Феодосию захотелось дать парню хорошую затрещину, потому что порозовевшее и расслабившееся было лицо Сони снова побледнело и закаменело при воспоминаниях о пережитом ею ужасе.
– Расскажу, – впрочем, тут же сказала она решительным тоном. – Здорово, что вы оба сможете меня выслушать. Нам надо понять, что теперь делать, потому что, судя по всему, наших, Денис, соседей убили.
В институте сегодня было всего две пары, причем одна из них физкультура. Поэтому, немного поразмыслив, Настя решила в институт не ездить. Сессии она сдавала на одни пятерки, да еще и работала по специальности, поэтому на ее прогулы в деканате смотрели сквозь пальцы. Некоторых однокурсников «особое» Настино положение бесило, но на дебилов, способных беситься от зависти, она внимания не обращала. Вот еще чего не хватало.
В адвокатской конторе ей вчера дали довольно серьезное задание – разобраться с нестыковками в свидетельских показаниях стороны обвинения и составить подробную таблицу с перечнем того, на что мог опереться адвокат Ветлицкий в своей дальнейшей работе.
Поручение такого уровня ей доверили впервые, поэтому подойти к нему требовалось со всей ответственностью. Во-первых, невозможно даже представить, что по ее вине Ветлицкий может затянуть дело (провалить его он не мог ни при каких обстоятельствах), а во-вторых, показать себя исполнительным и ответственным сотрудником никогда не лишнее.

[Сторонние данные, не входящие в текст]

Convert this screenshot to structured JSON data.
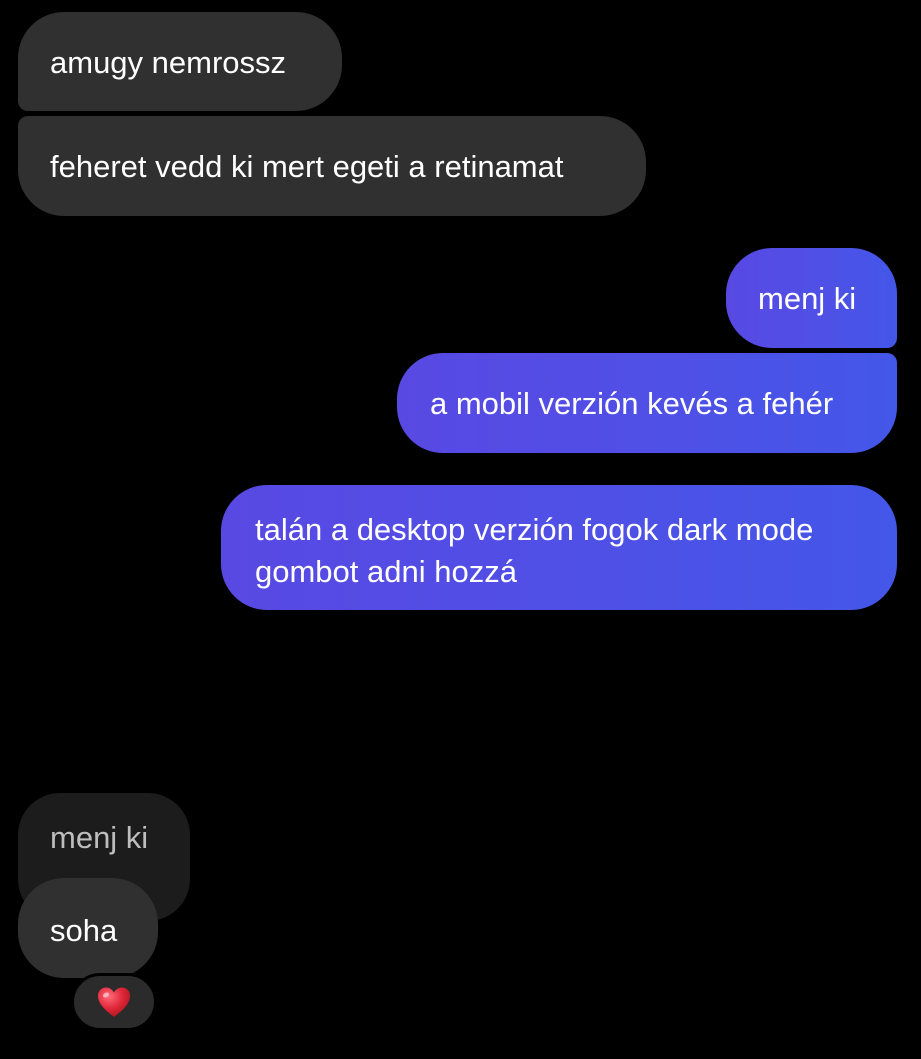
{
  "messages": [
    {
      "direction": "incoming",
      "text": "amugy nemrossz"
    },
    {
      "direction": "incoming",
      "text": "feheret vedd ki mert egeti a retinamat"
    },
    {
      "direction": "outgoing",
      "text": "menj ki"
    },
    {
      "direction": "outgoing",
      "text": "a mobil verzión kevés a fehér"
    },
    {
      "direction": "outgoing",
      "text": "talán a desktop verzión fogok dark mode gombot adni hozzá"
    }
  ],
  "reply": {
    "quoted_text": "menj ki",
    "text": "soha",
    "reaction_icon": "red-heart-icon"
  },
  "colors": {
    "background": "#000000",
    "incoming_bubble": "#303030",
    "outgoing_bubble_start": "#5849e3",
    "outgoing_bubble_end": "#4357e8",
    "quoted_bubble": "#1c1c1c",
    "heart": "#e0283a"
  }
}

Папку с копиями дела Настя унесла домой еще вчера и, вернувшись с курсов английского языка, читала их до глубокой ночи. Сегодня же она позволила себе хорошенечко выспаться, чтобы потом, на свежую голову, поехать в контору и составить искомую таблицу, стараясь не пропустить ничего важного.

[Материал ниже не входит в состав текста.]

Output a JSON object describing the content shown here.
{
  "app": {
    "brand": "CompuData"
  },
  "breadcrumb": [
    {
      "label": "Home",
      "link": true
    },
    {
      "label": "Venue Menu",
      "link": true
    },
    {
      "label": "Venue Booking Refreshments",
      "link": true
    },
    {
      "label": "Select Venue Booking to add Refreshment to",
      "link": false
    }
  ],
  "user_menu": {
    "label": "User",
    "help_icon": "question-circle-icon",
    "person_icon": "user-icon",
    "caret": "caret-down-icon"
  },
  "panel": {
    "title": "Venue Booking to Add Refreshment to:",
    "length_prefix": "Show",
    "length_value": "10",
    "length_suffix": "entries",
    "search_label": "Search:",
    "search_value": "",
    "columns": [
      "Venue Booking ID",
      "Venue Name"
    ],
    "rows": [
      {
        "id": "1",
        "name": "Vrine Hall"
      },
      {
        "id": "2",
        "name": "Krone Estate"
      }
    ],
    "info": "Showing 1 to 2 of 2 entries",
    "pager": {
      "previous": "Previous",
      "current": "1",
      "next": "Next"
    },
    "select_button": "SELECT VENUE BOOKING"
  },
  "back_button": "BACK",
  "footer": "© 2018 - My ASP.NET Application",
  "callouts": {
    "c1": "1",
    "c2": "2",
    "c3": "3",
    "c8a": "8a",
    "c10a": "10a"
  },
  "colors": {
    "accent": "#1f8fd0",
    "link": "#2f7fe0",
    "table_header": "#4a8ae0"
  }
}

В первом приближении Настя уже знала, что именно будет делать, на что обратить внимание, а во что «вопьется» поглубже. Читая, она делала пометки на полях, и теперь уже отложившуюся в голосе информацию требовалось просто систематизировать.
В офис Ветлицкого она приехала в районе одиннадцати утра, уселась за выделенный ей компьютер и погрузилась в работу. Еще со школы Настя выработала в себе полезное качество – занимаясь каким-то делом, она полностью отрешалась от окружающего мира: не слышала разговоры вокруг, не отвлекалась на музыку, не залезала в соцсети, не обращала внимания на чаты в мессенджерах. Все это могло подождать.
Вернуть ее в реальность можно было только телефонным звонком, потому что Настя давала своему подсознанию подобную установку. Раз кто-то позвонил, значит, вопрос действительно важный. Неважные звонки, конечно, были, но их Настя просто скидывала, снабжая коротким сообщением «Перезвоню позже». Но сейчас звонила мама, и трубку Настя взяла.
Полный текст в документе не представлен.